Joyce’s daughter, my cousin, didn’t make the transition to being a Muslim as easily as her mother, so I would slip her pieces of pork when my aunt was mid-debate or distracted by shoveling more food on my uncle’s plate.  My cousin and I would be sitting next to each other, so I could easily slip a piece of ham under the table into her open, waiting hand.  Every now and then, others would catch the transaction; but no one ever ratted us out because this was a community of pork lovers. I’m 72 years old and damn near done had me some pork every day – a little brown liquor too –and doc says I’m healthier than most 50 year olds – the talk would go.

These folks could talk.  That was about all they seemed to have in common — this mash-up of people who would find themselves at our home for Christmas.  Throughout the years, there’d be various friends who would pop up and in: handy men who helped my mother with her rental homes, old fellow professors from my mom’s college teaching days, my mom’s temporary husband (long story), those who always got drunk and those “who won’t touch the stuff”.  Some years, we were the Brewster’s Place of Christmas.

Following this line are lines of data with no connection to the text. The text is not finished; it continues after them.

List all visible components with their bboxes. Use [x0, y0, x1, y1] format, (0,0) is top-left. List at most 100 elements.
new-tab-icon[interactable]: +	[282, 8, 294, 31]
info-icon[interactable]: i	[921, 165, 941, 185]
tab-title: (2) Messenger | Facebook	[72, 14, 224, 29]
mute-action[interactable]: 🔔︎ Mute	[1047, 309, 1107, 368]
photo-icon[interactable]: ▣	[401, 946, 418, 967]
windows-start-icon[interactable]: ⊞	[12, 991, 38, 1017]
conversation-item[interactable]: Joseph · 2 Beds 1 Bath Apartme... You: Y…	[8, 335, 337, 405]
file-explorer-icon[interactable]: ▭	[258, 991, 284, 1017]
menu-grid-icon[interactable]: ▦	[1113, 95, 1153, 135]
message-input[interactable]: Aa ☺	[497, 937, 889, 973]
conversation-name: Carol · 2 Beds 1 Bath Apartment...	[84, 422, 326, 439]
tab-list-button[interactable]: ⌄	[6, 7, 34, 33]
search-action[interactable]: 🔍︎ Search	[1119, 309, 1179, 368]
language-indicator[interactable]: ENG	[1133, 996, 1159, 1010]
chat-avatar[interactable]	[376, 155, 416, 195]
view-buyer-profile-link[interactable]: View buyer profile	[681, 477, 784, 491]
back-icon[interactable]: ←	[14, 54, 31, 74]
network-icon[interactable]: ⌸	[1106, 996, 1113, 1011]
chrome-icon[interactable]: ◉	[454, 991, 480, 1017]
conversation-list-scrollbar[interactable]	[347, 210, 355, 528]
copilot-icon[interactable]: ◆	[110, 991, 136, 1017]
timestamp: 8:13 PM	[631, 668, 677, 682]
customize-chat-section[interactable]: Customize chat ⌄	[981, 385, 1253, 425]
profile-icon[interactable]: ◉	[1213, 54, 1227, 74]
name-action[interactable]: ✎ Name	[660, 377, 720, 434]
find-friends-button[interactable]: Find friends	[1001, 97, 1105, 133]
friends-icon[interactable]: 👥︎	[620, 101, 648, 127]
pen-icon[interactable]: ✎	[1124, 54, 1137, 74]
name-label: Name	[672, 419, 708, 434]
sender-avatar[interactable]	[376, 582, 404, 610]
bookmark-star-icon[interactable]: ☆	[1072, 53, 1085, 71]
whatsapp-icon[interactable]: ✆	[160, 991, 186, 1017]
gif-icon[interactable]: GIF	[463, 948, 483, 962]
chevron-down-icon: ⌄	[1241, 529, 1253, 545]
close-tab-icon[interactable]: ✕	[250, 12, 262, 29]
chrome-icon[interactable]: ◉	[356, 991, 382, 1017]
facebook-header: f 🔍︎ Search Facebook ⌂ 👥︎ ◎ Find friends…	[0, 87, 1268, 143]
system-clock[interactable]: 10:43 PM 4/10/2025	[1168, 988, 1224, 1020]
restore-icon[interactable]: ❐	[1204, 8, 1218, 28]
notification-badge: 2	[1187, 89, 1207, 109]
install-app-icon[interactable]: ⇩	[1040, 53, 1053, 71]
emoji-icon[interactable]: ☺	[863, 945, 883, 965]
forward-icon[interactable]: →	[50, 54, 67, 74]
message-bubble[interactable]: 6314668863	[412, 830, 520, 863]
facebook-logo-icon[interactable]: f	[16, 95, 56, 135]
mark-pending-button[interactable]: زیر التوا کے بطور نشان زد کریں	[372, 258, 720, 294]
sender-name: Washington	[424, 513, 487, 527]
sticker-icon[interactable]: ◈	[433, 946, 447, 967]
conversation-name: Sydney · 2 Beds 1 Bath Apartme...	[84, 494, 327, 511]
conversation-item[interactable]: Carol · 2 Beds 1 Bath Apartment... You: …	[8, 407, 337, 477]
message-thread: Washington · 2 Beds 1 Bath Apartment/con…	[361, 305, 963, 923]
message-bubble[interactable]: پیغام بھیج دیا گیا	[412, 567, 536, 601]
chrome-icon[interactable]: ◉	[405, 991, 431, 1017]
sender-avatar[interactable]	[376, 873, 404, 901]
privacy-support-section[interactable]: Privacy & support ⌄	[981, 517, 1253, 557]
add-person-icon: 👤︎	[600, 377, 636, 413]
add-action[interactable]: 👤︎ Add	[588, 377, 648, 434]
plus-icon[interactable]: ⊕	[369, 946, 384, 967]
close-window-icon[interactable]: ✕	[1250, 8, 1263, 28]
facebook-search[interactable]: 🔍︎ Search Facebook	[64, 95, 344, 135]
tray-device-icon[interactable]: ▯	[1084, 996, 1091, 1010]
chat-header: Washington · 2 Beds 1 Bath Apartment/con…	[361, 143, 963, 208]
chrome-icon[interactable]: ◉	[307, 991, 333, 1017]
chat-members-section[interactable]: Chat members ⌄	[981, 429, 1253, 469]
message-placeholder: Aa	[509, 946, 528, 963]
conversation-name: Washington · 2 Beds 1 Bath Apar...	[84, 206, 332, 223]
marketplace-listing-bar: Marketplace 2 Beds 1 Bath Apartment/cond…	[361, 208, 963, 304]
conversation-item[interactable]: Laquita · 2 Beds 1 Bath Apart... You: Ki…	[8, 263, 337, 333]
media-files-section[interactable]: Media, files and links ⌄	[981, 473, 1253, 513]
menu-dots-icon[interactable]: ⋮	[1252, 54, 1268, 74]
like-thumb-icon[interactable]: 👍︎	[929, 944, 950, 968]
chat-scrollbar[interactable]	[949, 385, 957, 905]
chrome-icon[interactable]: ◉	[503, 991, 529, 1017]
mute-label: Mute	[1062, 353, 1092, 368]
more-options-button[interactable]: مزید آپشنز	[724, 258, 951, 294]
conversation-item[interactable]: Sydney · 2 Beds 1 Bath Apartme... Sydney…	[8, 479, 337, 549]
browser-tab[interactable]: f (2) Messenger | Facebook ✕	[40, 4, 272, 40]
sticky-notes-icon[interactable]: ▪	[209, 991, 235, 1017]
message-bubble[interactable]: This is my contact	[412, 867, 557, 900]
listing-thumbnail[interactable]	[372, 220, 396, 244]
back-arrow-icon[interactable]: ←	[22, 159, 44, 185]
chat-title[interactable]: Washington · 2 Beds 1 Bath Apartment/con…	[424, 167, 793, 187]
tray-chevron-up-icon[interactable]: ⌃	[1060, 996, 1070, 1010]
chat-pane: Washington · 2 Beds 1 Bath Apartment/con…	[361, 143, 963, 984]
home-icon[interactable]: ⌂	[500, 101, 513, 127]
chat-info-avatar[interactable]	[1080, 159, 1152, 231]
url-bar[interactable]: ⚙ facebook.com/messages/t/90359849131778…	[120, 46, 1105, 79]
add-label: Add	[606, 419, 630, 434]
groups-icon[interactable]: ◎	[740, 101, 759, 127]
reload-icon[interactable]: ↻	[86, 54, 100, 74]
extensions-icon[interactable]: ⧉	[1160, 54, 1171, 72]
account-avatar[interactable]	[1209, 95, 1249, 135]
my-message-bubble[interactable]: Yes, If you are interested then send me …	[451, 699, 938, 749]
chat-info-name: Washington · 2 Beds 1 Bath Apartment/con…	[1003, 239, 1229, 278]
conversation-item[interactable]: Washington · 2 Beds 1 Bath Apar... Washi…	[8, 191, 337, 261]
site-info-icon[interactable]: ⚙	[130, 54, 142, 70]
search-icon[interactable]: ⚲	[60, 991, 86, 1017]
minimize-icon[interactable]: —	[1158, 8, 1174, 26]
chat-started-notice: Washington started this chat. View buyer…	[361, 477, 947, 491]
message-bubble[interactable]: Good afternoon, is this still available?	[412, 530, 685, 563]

Other years, for this reason or that, it was just me and my mother. Those years, we acted a bit too accommodating to each other—normally set in our “only child” vs. mother roles because we both felt the emptiness—the shift. The disappearance of even one person can make a family suddenly feel like a situation. But we worked it out — our unconventional holiday happiness.  And I look back now, us cooking, and cleaning, eating while watching t.v. in the family room — as a gift.

Each Christmas was a bit different. I didn’t have the solidness that comes from huge families and long traditions.  We did always have a fake Christmas tree with white and red twinkly lights, red balls, and white tinsel swirled from bottom to top.  We’d place the stand by the fireplace in our family room and organize the fake, metal sticks into the rough metal holes and then weave the lights throughout, to ensure there was twinkle everywhere by the fireplace.  Same tree, with the same coordinating candy cane colored decorations, every year. And besides the consistent menu of candied yams, collard greens, rolls and ham; that’s is where the sameness of Christmas ended.

But it was always Christmas—whoever came and whatever we made of it.  It was, as it always is, up to us to make something out of what we’ve been given (and rarely is anybody given the fairytale).  It was always odd, dysfunctional, too crowded or too empty, too wild and sometimes too boring; but it was always ours — our Christmas.